Unai vivía con su abuela de larga melena gris, en una ciudad gris. Todas las noches al acostarse, su abuela le contaba una historia llena de luz y color. Le hablaba de los árboles y la montaña, de los ríos y los valles, de cómo era el mundo antes de todo. Unai se dormía con sus ojos ciegos contemplando el azul de un cielo bellísimo y el vuelo de un pájaro, el murmullo de un arroyo y el canto de la cigarra. Y sonreía.
Duma era una gran bola de pelo gris con una máscara blanca alrededor de sus ojos. Como muchos otros perros en esa ciudad triste, sobrevivía con restos de comida que su buen olfato encontraba. Estaba solo. Nunca sintió el amor y el cariño de un humano. Su mundo era tan gris como el lugar donde vivía. Sin embargo, cada vez que cerraba sus negros ojos, todo empezaba a cambiar. Se sentía tan feliz al soñar que muchas veces no quería despertarse. Corría por un bosque y retozaba junto a un río. ¿Qué más podía pedir un perro?

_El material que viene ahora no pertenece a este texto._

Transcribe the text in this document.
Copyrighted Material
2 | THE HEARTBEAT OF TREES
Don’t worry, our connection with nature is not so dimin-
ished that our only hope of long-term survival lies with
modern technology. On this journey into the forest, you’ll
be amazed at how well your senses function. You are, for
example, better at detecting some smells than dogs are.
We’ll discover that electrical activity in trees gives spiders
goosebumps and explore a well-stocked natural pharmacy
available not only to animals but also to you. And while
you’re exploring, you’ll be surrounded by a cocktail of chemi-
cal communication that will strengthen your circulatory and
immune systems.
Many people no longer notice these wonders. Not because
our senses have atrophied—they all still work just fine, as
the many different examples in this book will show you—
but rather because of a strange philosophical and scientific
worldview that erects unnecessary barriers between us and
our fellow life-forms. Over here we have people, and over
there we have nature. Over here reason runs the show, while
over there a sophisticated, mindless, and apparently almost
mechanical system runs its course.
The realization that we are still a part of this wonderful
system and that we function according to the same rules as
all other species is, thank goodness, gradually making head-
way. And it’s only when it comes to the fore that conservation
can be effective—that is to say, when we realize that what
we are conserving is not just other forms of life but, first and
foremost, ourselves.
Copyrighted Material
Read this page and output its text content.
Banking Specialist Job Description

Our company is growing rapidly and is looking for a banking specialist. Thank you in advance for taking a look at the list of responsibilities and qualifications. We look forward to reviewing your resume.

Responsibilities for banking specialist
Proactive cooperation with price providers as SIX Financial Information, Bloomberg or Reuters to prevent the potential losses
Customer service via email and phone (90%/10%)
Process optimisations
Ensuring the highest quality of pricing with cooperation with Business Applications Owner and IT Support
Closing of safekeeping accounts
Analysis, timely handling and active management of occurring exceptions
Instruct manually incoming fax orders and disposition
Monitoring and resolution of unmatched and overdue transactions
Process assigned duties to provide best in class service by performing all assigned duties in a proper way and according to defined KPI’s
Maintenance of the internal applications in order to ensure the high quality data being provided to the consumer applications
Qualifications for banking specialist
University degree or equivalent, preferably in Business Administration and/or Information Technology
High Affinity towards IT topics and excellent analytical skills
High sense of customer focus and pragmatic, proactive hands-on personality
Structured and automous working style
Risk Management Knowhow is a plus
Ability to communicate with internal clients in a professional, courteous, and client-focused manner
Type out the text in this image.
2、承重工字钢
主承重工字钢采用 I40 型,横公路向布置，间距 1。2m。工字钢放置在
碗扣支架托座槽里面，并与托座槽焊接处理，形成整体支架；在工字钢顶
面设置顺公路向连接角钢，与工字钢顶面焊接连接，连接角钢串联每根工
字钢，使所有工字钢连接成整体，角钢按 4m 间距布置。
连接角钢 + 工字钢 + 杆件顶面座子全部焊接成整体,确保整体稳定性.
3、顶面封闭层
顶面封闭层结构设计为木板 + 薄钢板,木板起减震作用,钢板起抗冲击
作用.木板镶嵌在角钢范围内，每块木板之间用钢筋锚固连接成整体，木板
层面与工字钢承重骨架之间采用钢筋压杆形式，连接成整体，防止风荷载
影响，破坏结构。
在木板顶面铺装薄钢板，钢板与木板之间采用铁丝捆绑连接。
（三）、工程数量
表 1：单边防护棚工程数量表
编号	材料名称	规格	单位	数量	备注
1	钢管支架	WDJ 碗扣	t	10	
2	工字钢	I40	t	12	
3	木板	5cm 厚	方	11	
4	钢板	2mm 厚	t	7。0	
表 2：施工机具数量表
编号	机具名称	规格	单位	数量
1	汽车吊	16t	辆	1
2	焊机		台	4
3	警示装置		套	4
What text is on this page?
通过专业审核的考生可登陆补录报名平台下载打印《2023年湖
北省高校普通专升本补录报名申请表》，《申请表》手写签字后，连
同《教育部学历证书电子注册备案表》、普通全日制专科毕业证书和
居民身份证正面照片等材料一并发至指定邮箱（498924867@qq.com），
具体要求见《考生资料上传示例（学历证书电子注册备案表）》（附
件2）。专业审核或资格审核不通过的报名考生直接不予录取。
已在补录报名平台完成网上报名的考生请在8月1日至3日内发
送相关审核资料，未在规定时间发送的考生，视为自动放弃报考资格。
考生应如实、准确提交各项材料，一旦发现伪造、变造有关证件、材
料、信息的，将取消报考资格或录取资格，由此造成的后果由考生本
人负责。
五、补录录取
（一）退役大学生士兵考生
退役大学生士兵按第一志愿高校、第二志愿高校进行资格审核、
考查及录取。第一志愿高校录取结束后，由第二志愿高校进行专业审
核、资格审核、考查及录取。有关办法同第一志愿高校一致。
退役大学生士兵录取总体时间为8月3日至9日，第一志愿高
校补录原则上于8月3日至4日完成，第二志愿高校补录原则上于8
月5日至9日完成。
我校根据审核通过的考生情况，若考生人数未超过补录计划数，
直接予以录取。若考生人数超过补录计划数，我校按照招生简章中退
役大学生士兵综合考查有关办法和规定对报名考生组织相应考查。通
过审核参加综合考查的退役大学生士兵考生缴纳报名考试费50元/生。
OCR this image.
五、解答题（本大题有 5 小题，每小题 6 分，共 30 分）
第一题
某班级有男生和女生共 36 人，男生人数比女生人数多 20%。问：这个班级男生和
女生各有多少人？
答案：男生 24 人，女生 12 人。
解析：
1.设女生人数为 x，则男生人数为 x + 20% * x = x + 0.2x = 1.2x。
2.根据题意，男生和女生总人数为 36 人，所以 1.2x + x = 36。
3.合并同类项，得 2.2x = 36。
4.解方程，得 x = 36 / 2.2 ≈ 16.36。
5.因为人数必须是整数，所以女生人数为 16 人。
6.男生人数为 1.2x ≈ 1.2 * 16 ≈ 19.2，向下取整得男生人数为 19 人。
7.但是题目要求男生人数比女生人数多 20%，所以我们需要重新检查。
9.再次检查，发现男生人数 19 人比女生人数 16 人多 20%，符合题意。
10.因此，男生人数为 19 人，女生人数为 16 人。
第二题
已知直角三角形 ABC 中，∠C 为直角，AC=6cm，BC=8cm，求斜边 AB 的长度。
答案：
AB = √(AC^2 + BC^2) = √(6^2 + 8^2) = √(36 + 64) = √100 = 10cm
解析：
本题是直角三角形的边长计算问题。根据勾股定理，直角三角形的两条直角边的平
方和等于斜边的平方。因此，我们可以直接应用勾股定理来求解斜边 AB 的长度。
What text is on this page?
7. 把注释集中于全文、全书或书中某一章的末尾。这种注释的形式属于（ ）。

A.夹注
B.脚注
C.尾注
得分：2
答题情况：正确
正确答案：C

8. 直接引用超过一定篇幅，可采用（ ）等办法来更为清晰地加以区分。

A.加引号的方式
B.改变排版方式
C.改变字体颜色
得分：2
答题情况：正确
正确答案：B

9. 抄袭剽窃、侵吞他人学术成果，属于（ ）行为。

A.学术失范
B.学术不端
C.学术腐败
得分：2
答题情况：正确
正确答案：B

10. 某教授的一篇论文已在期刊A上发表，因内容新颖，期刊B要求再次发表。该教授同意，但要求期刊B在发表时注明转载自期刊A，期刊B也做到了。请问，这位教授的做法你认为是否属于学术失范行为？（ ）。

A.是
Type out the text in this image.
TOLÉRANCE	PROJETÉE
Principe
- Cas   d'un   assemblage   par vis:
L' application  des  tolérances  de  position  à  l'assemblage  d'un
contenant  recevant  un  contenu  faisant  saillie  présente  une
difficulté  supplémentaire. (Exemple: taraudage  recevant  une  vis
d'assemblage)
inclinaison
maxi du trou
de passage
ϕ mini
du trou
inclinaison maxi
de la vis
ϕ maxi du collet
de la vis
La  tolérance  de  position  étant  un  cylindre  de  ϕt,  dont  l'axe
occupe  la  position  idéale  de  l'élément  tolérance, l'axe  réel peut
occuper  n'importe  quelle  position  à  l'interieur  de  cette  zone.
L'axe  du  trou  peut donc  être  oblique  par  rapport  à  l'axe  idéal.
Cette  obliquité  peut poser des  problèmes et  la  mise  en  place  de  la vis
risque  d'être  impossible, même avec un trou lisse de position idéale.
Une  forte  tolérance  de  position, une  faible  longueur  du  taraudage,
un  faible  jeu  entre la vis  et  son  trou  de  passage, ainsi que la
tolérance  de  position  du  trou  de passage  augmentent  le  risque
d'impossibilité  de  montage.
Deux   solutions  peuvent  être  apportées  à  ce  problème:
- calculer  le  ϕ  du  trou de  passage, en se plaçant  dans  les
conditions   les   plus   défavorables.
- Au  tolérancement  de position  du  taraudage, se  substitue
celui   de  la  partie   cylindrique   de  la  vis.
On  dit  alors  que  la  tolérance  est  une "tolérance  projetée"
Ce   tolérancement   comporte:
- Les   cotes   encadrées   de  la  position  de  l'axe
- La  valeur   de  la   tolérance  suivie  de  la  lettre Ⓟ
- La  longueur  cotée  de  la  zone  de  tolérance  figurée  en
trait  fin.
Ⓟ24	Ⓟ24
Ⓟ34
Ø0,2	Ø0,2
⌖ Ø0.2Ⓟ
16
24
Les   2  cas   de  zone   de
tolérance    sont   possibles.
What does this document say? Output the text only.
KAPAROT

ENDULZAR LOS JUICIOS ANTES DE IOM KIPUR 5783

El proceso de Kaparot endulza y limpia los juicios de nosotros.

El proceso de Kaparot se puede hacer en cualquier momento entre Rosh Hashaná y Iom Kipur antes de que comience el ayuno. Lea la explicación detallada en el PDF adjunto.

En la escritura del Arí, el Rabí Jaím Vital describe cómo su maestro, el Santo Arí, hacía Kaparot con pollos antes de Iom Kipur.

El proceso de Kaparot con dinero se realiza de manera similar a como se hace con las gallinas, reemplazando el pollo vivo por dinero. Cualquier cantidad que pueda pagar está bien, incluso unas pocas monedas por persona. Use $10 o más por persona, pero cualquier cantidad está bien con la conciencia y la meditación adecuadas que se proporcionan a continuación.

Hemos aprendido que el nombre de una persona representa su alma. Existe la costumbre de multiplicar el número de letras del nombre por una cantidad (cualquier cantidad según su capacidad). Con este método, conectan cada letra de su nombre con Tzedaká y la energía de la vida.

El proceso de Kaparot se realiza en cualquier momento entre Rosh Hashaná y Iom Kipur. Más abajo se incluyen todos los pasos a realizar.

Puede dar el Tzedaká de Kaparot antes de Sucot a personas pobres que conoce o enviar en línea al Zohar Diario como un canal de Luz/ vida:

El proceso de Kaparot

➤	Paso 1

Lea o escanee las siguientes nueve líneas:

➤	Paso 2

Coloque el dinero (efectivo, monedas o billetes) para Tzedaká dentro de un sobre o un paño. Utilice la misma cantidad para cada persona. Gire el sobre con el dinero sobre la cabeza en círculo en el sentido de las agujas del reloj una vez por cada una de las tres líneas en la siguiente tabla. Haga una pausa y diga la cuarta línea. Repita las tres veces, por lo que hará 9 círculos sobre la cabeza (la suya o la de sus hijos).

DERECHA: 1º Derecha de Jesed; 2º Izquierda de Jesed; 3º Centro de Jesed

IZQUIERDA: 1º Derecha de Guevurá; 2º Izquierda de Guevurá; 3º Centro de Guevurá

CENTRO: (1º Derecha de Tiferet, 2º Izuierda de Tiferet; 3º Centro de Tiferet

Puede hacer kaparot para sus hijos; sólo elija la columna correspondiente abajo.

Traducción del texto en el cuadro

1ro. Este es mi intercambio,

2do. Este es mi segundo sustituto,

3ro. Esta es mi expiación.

Un buen día, la abuela de Unai, antes de contarle una aventura nocturna, le susurró: —Unai, esto que te voy a dar es muy, pero que muy especial.
Es mi tesoro. La abuela de larga melena gris le entregó un objeto redondo. «Parece un despertador pequeñito», pensó palpándolo. —Abuela, no sé lo que es —respondió Unai. Unai estaba inquieto y curioso. Mordió esa cosa redonda y fría. La olió pero no le supo a nada y tampoco escuchó sonido alguno al llevársela al oído. —Cielo, es una brújula. Te orienta donde quiera que estés. Me guiaba cuando me perdía en la montaña. Es… mágica. Y ahora que cumples seis años te ayudará a ti también.